Sarah Yelf was the first principal of Edge Hill College, the first non-denominational teacher training college in England or Wales, located in Liverpool.

==Career==
During 1861 and 1862, Sarah Yelf trained as a teacher at Salisbury Diocesan Training College and then became headmistress of Teddington Church School for three years. She then moved to Salisbury College as second mistress from 1865 until 1876. She became Inspectress of the Liverpool Board Schools and Principal of the Liverpool Pupil Teachers Centre for Girls in 1876.

There was a need to increase the number of trained teachers for elementary schools in the United Kingdom after the Elementary Education Act 1870. Most teacher training colleges had been founded by the Anglican Church, and gave preference to applications for study from young people of that denomination.
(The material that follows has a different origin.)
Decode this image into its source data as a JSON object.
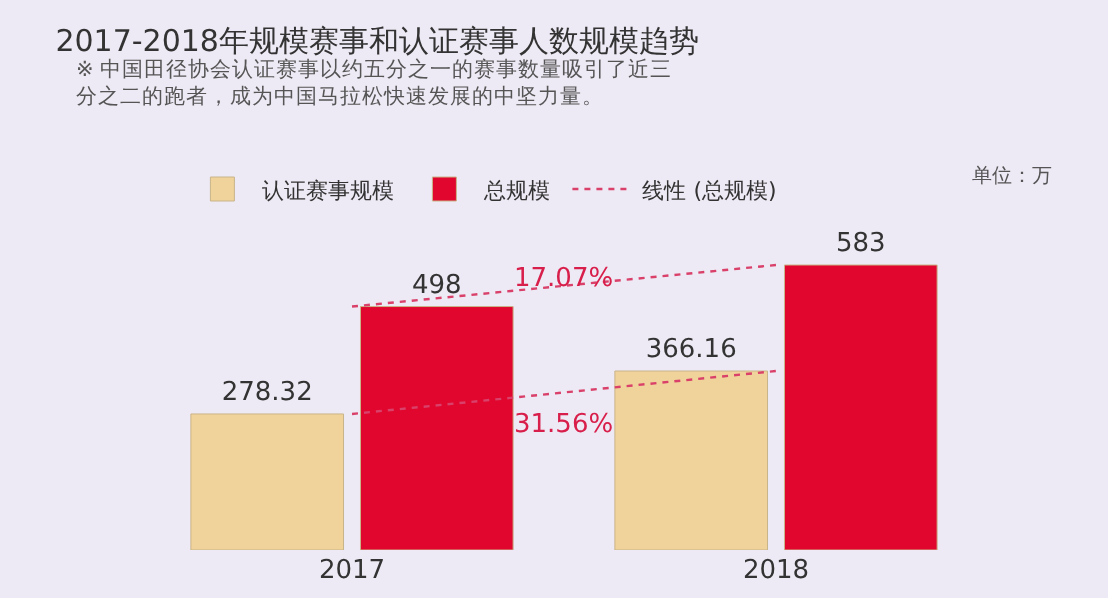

This led to a group of Liverpool philanthropists and businessmen planning a non-denominational residential teaching training college for women that became called Edge Hill College. It was formally opened in January 1885 with 41 women students. Yelf had approached them about the position as Principal and was appointed with a yearly salary of £200. This was before women's colleges were required to have a woman as principal. Under her direction the academic standards of the new teacher training college was ranked fifth in the country.

Yelf retired due to ill health in 1890, aged 44. She died aged 83.

One of the student halls of residence at (now) Edge Hill University is named Sarah Yelf Hall after her.